Sluimeringen houden stand, in een goddelijk rijk.
Stil nu, mijn kind, laat je geest rusten,
Genesteld in liefde, in dit treurige nest.
Terwijl manestralen dansen en schaduwen vervagen,
Ik zing voor jou, waar geen angst binnendringt.
Reis verder met ontvouwde vleugels,
Naar een onbekende wereld, een vredige wereld.
Door rustige weiden, waar geesten ronddwalen,
Je vindt troost in een hemelse koepel.
Vlinders fladderen, in kleuren zo helder,
Begeleiden van uw pad in de eeuwige vlucht.

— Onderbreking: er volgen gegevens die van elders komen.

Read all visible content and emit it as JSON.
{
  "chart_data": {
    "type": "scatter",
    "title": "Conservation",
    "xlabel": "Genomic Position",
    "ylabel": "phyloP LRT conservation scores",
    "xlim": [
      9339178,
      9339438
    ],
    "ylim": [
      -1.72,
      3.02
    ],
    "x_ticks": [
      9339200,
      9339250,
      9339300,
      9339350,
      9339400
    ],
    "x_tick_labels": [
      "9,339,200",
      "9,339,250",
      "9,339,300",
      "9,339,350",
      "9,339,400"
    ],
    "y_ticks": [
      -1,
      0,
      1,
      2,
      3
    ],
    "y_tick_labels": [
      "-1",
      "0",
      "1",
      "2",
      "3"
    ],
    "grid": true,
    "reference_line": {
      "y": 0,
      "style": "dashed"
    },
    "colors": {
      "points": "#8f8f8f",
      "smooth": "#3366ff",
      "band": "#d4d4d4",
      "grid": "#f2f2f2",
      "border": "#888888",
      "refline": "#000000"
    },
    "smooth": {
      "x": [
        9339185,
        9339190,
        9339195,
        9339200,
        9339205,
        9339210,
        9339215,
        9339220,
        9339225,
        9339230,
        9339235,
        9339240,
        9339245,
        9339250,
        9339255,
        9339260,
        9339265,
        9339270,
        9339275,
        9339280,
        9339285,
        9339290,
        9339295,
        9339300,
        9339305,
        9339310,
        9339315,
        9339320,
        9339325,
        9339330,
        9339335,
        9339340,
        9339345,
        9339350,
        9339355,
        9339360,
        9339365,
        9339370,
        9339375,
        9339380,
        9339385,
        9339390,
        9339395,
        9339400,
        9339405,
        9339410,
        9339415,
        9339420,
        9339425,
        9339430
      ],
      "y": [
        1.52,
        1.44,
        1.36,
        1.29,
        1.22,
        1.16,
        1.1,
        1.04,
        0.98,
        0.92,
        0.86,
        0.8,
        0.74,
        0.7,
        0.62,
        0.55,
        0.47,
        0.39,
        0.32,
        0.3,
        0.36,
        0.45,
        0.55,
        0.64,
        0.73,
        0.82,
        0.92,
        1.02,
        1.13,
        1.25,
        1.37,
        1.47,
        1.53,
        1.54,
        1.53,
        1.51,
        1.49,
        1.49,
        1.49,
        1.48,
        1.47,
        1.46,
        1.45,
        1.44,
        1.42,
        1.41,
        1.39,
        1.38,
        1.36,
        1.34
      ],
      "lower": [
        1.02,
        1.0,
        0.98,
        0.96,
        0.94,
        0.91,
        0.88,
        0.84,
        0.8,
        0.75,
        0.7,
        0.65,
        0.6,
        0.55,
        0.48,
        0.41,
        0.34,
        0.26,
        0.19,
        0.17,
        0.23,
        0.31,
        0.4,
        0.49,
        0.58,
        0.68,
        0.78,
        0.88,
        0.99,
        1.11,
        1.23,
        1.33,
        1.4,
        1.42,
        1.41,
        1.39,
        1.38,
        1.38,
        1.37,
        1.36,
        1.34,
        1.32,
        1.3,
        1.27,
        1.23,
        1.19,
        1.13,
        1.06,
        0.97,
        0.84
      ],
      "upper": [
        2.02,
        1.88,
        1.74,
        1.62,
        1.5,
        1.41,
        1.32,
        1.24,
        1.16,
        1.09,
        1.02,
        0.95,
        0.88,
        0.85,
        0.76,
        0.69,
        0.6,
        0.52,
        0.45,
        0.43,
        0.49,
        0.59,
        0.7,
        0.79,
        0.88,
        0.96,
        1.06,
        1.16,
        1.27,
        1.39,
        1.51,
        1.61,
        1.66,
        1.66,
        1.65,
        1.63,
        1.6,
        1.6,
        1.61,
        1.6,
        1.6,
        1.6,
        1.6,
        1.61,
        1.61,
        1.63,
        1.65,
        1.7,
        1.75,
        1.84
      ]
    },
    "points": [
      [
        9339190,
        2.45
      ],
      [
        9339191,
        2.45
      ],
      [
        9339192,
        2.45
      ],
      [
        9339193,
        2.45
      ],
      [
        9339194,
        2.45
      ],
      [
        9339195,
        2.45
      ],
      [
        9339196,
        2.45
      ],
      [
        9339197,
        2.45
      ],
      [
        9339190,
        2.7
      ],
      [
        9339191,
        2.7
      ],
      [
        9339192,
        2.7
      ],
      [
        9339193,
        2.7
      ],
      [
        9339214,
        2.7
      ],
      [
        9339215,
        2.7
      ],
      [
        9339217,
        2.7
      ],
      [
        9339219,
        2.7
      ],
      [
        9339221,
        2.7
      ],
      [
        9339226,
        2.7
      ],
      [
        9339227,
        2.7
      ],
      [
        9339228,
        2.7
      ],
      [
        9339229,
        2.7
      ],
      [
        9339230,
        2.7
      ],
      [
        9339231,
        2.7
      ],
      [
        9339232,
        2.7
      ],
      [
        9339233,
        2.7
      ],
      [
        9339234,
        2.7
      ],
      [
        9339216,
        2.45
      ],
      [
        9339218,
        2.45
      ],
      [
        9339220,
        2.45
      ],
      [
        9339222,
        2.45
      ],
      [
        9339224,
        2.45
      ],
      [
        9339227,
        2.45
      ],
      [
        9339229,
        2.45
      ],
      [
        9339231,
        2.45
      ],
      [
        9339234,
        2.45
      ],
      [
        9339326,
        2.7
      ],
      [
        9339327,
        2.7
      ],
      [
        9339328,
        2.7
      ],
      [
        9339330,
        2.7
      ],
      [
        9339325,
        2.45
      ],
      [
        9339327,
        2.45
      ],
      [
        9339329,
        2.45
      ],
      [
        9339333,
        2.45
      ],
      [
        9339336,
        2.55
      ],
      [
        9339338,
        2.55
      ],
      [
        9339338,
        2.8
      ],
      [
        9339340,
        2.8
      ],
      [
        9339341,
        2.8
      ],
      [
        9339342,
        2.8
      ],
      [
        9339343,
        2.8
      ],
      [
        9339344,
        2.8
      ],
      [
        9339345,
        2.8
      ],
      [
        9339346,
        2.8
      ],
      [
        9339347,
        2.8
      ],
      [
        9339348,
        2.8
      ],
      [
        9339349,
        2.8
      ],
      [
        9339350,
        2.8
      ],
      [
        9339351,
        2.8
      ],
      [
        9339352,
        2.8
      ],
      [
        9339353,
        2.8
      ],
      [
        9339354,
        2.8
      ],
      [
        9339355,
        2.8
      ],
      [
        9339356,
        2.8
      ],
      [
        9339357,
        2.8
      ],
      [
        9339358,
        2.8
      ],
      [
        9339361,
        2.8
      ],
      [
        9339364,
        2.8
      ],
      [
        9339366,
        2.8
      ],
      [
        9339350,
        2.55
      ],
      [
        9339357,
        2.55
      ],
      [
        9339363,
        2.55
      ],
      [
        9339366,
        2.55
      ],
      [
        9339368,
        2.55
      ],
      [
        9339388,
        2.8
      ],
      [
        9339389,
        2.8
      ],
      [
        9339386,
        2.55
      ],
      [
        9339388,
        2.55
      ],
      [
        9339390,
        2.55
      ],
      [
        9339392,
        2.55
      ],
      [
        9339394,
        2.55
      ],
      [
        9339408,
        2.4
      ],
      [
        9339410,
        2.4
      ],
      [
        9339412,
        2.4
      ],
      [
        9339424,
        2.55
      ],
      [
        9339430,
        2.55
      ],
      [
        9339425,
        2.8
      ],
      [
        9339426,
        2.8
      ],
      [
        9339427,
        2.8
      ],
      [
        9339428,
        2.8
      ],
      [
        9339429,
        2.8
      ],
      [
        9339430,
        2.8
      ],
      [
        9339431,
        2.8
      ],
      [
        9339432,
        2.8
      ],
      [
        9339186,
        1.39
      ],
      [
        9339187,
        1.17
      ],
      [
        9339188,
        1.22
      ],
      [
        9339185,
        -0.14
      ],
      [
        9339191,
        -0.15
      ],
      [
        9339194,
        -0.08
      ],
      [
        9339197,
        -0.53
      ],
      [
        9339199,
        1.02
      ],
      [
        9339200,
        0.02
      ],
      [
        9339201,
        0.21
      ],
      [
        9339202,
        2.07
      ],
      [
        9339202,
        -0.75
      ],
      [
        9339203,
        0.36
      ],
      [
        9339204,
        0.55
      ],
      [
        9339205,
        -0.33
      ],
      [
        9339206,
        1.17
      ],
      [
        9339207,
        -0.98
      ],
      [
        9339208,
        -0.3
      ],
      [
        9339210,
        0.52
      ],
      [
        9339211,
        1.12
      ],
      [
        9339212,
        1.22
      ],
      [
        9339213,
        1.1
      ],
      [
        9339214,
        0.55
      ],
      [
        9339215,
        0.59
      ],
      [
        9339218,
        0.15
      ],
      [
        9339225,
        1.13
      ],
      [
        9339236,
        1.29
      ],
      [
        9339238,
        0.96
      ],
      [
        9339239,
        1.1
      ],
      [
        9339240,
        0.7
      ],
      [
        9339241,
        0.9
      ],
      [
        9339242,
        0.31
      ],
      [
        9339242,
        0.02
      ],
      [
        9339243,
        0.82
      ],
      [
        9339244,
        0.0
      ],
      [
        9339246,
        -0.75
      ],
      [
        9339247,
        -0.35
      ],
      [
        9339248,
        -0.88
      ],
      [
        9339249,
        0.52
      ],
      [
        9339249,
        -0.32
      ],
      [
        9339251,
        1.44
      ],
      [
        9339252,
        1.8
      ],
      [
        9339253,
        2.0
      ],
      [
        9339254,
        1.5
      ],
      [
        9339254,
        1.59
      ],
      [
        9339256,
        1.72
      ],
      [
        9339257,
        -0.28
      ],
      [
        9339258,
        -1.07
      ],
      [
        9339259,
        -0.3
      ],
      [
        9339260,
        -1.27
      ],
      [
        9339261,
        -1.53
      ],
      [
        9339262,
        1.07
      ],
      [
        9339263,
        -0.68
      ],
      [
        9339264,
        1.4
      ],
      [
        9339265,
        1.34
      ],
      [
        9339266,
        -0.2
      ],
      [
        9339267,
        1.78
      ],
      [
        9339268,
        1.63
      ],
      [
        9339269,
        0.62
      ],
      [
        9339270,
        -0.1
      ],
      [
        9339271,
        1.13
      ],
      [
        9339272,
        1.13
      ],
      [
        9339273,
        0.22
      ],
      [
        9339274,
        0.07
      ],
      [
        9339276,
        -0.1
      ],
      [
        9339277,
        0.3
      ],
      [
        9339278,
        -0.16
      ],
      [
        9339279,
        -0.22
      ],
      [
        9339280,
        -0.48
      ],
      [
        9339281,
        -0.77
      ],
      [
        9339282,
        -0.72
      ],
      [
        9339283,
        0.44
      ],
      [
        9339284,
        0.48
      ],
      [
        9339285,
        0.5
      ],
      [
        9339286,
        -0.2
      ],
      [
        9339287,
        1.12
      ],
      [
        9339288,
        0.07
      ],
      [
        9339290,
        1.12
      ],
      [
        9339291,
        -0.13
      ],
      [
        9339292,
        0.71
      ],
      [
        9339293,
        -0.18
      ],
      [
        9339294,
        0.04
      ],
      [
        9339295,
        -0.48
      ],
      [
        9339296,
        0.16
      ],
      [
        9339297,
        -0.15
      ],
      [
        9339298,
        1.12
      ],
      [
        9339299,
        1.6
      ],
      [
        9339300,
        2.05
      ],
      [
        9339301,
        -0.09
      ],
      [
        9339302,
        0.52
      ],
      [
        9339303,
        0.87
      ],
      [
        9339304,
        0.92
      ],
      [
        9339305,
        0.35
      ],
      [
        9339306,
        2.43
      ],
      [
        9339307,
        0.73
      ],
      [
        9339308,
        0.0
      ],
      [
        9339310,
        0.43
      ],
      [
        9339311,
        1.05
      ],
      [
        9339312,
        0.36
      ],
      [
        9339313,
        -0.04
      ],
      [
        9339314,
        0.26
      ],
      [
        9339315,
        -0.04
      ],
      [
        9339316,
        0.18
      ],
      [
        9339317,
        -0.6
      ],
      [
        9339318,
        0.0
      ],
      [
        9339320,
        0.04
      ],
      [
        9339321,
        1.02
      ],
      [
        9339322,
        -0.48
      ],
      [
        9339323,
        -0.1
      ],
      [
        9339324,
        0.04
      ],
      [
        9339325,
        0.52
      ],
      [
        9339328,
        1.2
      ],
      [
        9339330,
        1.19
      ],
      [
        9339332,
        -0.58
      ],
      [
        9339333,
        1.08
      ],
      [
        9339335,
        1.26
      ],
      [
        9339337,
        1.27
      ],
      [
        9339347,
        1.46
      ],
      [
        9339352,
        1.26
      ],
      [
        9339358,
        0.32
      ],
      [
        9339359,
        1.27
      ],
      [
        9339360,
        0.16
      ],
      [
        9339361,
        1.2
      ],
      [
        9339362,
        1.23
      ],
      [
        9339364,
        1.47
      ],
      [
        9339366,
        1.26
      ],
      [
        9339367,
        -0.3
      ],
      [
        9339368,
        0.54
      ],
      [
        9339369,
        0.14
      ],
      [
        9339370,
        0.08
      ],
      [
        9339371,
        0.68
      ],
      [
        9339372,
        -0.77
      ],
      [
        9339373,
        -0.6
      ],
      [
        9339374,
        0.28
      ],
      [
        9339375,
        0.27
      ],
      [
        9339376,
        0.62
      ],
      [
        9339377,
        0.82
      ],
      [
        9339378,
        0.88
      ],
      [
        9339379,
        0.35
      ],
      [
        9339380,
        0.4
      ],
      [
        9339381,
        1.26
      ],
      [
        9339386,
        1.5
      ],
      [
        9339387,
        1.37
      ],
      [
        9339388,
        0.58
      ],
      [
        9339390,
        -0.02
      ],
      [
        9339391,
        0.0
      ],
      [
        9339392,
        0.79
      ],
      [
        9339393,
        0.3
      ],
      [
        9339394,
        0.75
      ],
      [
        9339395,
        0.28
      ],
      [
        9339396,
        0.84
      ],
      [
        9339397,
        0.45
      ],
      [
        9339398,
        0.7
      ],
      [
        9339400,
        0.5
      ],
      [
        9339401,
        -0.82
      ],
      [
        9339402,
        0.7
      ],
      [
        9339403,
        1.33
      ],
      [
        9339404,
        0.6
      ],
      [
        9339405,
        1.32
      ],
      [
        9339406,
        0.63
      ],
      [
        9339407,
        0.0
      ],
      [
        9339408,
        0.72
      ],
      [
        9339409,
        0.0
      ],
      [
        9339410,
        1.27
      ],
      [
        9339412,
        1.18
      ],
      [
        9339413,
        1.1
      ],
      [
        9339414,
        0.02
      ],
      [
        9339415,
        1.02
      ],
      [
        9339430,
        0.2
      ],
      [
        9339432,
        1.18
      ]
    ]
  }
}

Als gefluister van engelen, zacht en sereen,
Mijn slaapliedje zweeft door deze sombere scène.
Slaap nu, mijn liefste, in de omhelzing van de liefde,
Zoals sterrenlicht zijn hemelse gratie weeft.
De tijd staat stil, terwijl momenten samenvloeien,
In herinneringen gegrift, tot het einde.
Hoewel tranen kunnen vallen, als regen in de nacht,
Ik zal je dichtbij houden, in het eeuwige licht van de liefde.
In dit angstaanjagende slaapliedje laat ik je vrij,
Om voorbij de grenzen van de sterfelijkheid te vliegen.
Ga nu, mijn kind, naar een rijk van gelukzaligheid,
Waar je geest danst, in een eeuwige kus.